Reputation: 21
I have a List collection where each Metric contains several properties such as: metricName, namespace, fleet, type, component, firstSeenTime, lastSeenTime, etc. There are duplicates in this list such that all properties are same except for firstSeenTime and lastSeenTime. I am looking for an elegant way to filter this list and only return the metrics with the most recent lastSeenTime when there are such duplicates.
Something better than this:
private List<Metric> processResults(List<Metric metrics) {
List<Metric> results = new ArrayList<>();
for (Metric incomingMetric: metrics) {
// We need to implement "contains" below so that only properties
// other than the two dates are checked.
if (results.contains(incomingMetric) {
int index = results.indexOf(incomingMetric);
Metric existing = results.get(index);
if (incomingMetric.getLastSeen().after(existing.getLastSeen())) {
results.set(index, metricName);
} else {
// do nothing, metric in results is already the latest
}
} else {
// add incomingMetric to results for the first time
results.add(incomingMetric);
}
}
return results;
}
The results.contains check is done by iterating over all the Metrics in results and checking if each object matches the properties except for the two dates.
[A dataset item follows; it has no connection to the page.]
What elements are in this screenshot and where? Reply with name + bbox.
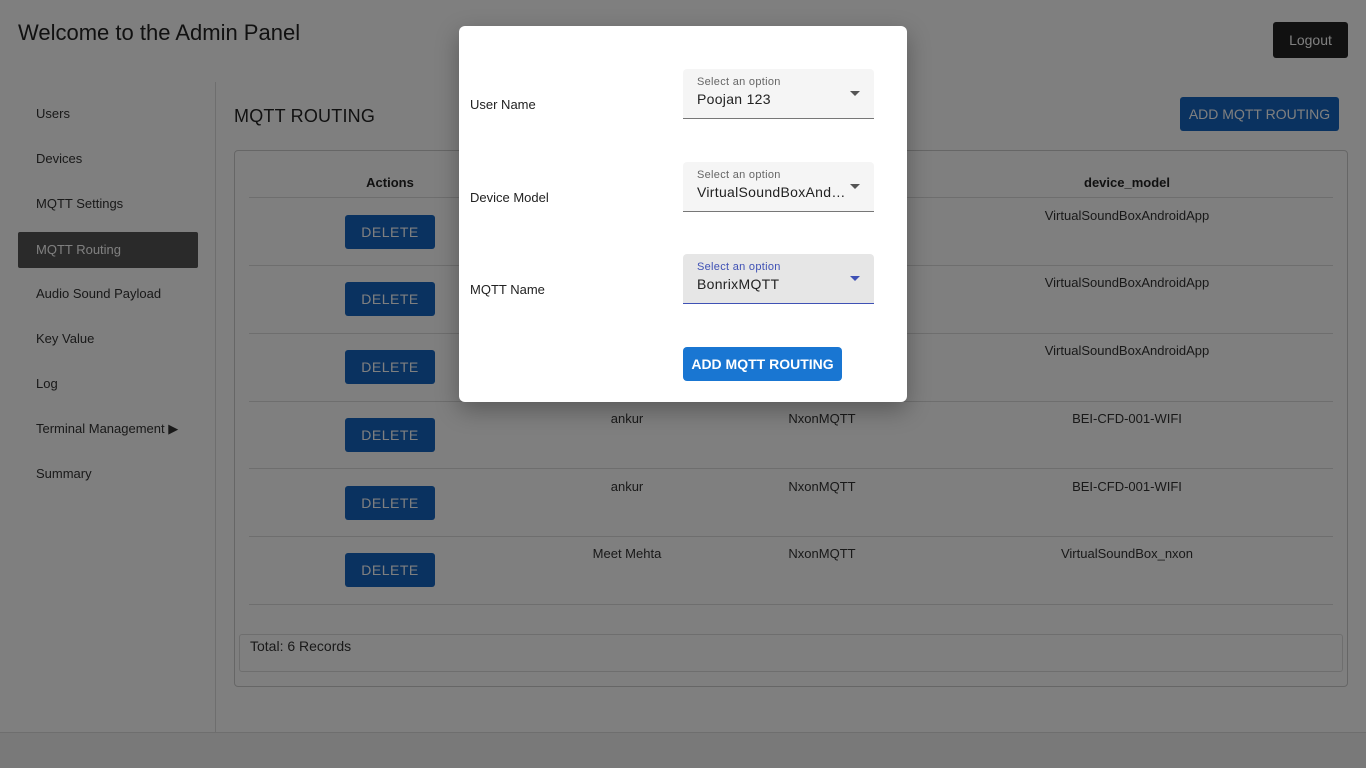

What could be a better approach that this for both elegance and performance?
Upvotes: 0
Views: 679
Reputation: 21
Thanks for the answers. I went with the map approach since it does not incur additional sorts and copies.
@VisibleForTesting
Set<Metric> removeDuplicates(List<Metric> metrics) {
Map<RawMetric, Metric> metricsMap = new HashMap<>();
for (Metric metric : metrics) {
RawMetric rawMetric = RawMetric.builder()
.metricName(metric.getName())
.metricType(metricName.getMetricType())
... // and more
.build();
// pick the latest updated metric (based on lastSeen date)
BiFunction<RawMetric, Metric, Metric> biFunction =
(k, v) -> Metric.builder()
.name(k.getMetricName())
.metricType(k.getMetricType())
... // and more
.lastSeen(v.getLastSeen().after(
metricName.getLastSeen()) ? v.getLastSeen() :
metricName.getLastSeen())
.firstSeen(v.getFirstSeen())
.build();
metricsMap.putIfAbsent(rawMetric, metric);
metricsMap.computeIfPresent(rawMetric, biFunction);
}
return ImmutableSet.copyOf(metricsMap.values());
}
@Value
@Builder
static class RawMetricName {
private String metricName;
private String metricType;
private String ad;
private String project;
private String fleet;
private String host;
private int granularity;
}
Upvotes: 0
Reputation: 226
I’m not sure how you are generating List<Metric>
. But if you can maintain a Map<String, Metric>
instead of that list you may can try the below approach.
So the key of this map will be a combination of all these values you need to compare. (except the date attributes.)
Key: “{metricName}${type}$.....”
For this you can maintain another attribute in Metric object with getter. When you call the getter it will return the key.
Then check the key is exist or not before you put into the map. If it’s exist, get the stored Metric in map for that key and do the date comparison to find the latest Metric object. If it’s the latest replace the map's stored object with new object.
PS : Do the execution time comparison for both cases. So you will find the best approach.
Upvotes: 1
Reputation: 2711
In java the most elegant way to compare things is the Comparator interface. You should remove the duplicates using something like:
public List<Metric> removeDuplicates(List<Metric> metrics) {
List<Metric> copy = new ArrayList<>(metrics);
//first sort the metrics list from most recent to older
Collections.sort(copy, new SortComparator());
Set<Metric> set = new TreeSet<Metric>(new Comparator<Metric>() {
@Override
public int compare(Metric o1, Metric o2) {
int result = 0;
// compare the two metrics given your rules
return result;
}
});
for(Metric metric : copy) {
set.add(metric);
}
List<Metric> result = Arrays.asList(set.toArray());
return result;
}
class SortComparator implements Comparator<Metric> {
@Override
public int compare(Metric o1, Metric o2) {
int result = 0;
if(o2.getLastSeenTime() != null && o1.getLastSeenTime() != null) {
result = o2.getLastSeenTime().compareTo(o1.getLastSeenTime());
}
return result;
}
}
The strong of this approach is that you could write a family of comparators and provide a Factory to choose at runtime the best way to compare your metrics and remove or not instances as duplicates among the runtime conditions:
public void removeDuplicates(List<Metric> metrics, Comparator<Metric> comparator) {
List<Metric> copy = new ArrayList<>(metrics);
Collections.sort(copy, new SortComparator());
Set<Metric> set = new TreeSet<Metric>(comparator);
for(Metric metric : copy) {
set.add(metric);
}
List<Object> result = Arrays.asList(set.toArray());
return result;
}
Upvotes: 1